Wow, there must have been a pretty sturdy second income there, too, eh?
And here’s my deep snarkiness coming out: is her kid going to come to college and have Mom come to advising meetings?
RL – agree, it’s not something most of us docs could do. And agree, it’s nice when it can be done.
Bardiac-
Agree. Staying home with one’s kids is a luxury that some cannot afford. Still, there are many families out there that have made the decision to get by one one income, whatever size that is, to keep a partnet at home. Assuming of course that one income pays for the basics and comes with good medical insurance.

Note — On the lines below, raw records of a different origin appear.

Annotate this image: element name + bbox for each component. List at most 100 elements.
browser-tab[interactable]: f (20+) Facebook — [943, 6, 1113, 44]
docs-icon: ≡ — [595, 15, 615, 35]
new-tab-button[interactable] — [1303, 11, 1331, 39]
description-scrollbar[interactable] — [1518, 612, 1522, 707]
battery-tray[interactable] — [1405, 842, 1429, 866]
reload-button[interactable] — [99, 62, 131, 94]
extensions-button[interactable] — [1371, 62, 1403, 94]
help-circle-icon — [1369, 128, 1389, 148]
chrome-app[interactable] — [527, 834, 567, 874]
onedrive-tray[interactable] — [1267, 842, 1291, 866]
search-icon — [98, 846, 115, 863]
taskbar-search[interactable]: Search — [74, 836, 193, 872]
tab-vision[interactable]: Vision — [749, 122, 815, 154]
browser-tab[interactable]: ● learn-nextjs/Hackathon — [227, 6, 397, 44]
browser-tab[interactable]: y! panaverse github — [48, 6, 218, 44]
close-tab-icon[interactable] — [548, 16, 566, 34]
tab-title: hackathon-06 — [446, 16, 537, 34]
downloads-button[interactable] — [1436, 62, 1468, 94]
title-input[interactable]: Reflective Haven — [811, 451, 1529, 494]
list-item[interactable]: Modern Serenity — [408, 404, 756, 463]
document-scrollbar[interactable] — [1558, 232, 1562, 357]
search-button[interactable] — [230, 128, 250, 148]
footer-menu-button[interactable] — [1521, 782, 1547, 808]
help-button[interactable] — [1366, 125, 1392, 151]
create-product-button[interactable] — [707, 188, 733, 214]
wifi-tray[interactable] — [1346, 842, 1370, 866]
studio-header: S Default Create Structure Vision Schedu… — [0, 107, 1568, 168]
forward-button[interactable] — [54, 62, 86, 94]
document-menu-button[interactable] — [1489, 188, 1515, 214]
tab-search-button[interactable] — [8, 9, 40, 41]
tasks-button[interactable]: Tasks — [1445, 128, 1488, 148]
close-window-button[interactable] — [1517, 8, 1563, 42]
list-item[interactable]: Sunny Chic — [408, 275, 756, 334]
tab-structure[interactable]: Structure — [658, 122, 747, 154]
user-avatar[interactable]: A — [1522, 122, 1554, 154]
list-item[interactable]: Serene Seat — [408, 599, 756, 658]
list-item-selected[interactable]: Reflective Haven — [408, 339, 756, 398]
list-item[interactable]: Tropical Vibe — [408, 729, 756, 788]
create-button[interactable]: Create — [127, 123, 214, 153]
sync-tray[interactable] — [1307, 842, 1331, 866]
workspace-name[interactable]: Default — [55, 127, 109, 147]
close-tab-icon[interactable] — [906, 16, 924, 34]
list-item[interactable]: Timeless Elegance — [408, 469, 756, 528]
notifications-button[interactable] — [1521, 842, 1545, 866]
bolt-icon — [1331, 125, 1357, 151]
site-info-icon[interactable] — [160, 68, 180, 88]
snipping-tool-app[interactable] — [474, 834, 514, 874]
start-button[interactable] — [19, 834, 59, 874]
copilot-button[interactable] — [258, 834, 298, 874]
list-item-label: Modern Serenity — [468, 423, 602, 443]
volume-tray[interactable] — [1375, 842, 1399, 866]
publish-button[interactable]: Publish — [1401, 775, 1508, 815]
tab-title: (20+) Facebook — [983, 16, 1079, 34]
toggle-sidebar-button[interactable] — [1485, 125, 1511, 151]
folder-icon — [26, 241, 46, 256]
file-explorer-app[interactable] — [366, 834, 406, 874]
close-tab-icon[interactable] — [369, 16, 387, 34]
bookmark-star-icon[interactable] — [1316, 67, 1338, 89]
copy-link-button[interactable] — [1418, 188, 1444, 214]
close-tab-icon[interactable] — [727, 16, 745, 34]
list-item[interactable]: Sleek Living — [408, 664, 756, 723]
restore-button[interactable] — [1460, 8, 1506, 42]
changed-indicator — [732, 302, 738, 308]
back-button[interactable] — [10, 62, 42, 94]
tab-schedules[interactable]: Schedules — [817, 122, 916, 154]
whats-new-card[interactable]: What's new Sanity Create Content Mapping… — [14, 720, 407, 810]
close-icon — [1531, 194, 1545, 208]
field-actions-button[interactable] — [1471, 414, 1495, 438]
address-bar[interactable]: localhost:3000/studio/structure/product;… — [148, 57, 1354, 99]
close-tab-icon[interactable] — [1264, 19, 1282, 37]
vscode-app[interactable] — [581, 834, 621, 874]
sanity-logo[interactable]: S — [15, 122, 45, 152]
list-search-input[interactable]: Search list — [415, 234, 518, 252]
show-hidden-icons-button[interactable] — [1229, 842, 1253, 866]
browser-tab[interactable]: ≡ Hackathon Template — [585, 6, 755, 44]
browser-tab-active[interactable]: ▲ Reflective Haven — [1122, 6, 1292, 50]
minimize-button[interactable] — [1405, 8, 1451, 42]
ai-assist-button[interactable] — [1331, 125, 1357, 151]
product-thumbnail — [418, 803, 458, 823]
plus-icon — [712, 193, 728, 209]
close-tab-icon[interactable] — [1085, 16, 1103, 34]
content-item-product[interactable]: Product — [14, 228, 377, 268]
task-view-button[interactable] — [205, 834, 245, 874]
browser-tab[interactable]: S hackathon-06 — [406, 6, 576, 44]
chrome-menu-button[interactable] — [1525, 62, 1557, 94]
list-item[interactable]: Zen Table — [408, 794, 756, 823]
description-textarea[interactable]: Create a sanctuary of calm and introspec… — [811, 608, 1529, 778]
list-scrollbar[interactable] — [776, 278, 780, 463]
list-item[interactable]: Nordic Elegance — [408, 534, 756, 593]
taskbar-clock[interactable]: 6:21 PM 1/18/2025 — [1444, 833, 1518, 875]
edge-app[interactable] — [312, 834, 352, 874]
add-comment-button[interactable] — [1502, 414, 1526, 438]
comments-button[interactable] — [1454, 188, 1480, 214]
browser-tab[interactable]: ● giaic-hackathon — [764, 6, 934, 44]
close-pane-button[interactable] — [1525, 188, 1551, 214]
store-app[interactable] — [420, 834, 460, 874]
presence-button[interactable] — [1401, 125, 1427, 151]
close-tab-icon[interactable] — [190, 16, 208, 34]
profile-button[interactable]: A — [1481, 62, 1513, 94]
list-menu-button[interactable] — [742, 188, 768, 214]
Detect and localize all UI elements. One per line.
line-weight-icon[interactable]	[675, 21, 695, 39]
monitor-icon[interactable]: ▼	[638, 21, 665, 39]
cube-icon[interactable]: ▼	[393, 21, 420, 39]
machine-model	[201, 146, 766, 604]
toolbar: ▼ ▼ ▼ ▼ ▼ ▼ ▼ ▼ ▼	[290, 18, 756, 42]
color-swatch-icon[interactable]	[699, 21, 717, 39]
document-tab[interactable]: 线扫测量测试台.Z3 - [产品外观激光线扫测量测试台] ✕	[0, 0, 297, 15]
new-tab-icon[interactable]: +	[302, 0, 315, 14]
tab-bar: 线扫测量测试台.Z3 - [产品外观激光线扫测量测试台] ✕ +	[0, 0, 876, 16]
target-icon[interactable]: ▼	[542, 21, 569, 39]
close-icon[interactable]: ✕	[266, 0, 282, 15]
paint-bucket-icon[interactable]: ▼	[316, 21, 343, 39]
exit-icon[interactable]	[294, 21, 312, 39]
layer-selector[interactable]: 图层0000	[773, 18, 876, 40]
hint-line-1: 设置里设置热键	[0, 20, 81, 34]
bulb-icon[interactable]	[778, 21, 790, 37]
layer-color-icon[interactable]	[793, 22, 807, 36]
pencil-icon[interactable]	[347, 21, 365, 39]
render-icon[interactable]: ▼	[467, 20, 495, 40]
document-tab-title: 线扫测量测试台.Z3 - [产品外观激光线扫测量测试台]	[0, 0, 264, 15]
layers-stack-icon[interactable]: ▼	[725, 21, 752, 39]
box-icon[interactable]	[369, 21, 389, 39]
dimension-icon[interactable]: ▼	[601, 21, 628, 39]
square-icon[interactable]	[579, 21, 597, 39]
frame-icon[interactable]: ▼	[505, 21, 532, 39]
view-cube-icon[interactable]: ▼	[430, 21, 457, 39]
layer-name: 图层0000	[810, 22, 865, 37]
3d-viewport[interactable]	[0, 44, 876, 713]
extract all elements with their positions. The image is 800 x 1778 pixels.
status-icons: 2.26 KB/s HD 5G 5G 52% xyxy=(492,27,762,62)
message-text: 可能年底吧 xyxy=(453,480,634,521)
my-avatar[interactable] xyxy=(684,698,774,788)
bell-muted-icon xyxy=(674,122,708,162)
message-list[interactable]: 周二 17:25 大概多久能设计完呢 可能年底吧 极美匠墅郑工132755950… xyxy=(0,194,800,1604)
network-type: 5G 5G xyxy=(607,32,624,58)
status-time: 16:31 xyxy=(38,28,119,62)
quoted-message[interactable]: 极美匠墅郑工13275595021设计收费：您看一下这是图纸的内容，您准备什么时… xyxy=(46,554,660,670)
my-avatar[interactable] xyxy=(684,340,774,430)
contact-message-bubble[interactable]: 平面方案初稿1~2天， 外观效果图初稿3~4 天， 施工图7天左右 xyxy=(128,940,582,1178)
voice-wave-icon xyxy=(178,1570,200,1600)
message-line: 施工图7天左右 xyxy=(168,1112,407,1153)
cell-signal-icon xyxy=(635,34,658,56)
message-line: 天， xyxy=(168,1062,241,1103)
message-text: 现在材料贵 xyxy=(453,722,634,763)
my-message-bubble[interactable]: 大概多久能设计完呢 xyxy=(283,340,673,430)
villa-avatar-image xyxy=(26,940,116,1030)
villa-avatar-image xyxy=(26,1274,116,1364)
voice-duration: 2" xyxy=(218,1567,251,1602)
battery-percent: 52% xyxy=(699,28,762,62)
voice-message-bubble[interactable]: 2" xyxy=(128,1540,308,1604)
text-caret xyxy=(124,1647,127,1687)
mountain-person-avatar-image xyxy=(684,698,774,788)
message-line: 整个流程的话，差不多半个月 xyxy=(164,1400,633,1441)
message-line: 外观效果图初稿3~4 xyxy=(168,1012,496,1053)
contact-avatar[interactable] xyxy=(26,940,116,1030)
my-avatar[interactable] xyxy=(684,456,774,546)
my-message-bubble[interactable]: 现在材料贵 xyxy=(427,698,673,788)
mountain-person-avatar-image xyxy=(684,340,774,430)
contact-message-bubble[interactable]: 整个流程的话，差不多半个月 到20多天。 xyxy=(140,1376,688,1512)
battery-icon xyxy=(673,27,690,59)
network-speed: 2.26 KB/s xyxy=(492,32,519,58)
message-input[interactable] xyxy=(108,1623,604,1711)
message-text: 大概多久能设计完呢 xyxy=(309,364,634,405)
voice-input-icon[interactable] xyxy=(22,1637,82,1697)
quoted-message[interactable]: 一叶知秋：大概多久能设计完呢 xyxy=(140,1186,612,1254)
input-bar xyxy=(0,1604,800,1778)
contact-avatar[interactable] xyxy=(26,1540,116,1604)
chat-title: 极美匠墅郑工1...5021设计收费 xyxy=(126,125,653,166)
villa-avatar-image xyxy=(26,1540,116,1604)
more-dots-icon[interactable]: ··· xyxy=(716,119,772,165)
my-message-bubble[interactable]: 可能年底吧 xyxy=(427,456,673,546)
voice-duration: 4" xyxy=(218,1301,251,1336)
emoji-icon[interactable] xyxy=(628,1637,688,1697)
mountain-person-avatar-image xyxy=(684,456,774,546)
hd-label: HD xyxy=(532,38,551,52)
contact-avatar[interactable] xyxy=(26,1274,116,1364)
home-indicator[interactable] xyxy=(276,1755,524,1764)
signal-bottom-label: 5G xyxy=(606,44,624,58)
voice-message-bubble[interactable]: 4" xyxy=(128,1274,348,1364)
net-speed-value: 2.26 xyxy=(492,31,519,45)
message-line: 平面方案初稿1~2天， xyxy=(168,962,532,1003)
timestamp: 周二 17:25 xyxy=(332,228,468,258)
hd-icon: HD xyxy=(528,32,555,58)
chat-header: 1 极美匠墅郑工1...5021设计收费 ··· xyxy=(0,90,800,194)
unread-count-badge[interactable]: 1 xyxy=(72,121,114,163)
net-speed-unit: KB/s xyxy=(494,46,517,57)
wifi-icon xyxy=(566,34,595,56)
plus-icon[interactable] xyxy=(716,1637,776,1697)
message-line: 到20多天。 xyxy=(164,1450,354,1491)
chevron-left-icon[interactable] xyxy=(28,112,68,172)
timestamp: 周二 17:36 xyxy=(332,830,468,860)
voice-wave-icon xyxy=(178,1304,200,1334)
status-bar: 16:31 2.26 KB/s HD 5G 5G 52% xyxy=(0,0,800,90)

Re the snarky comment, I supect this kid won’t be needing Mom in college since Mom took care of both their separation anxieties so nicely at an early age. 🙂
I had a gyn (before she quit to go home full time) who only had an office practice. My friend has one as well – and they seem to thrive. It’s impossible to get an appointment in your lifetime. I think it’s very viable especially in more upscale areas where childbirth is long delayed.
Interesting how none of your OBG colleagues deride you for being “less than complete” for “not providing the full range of services that you’ve been trained to do,” an accusation flung at me by many an FP because I no longer do hospital care.
Mal practice insurance for part-timers is cheaper than full-timers, so I don’t see how that’s such a huge added cost. I know this because I work part time and had to price out the insurance myself.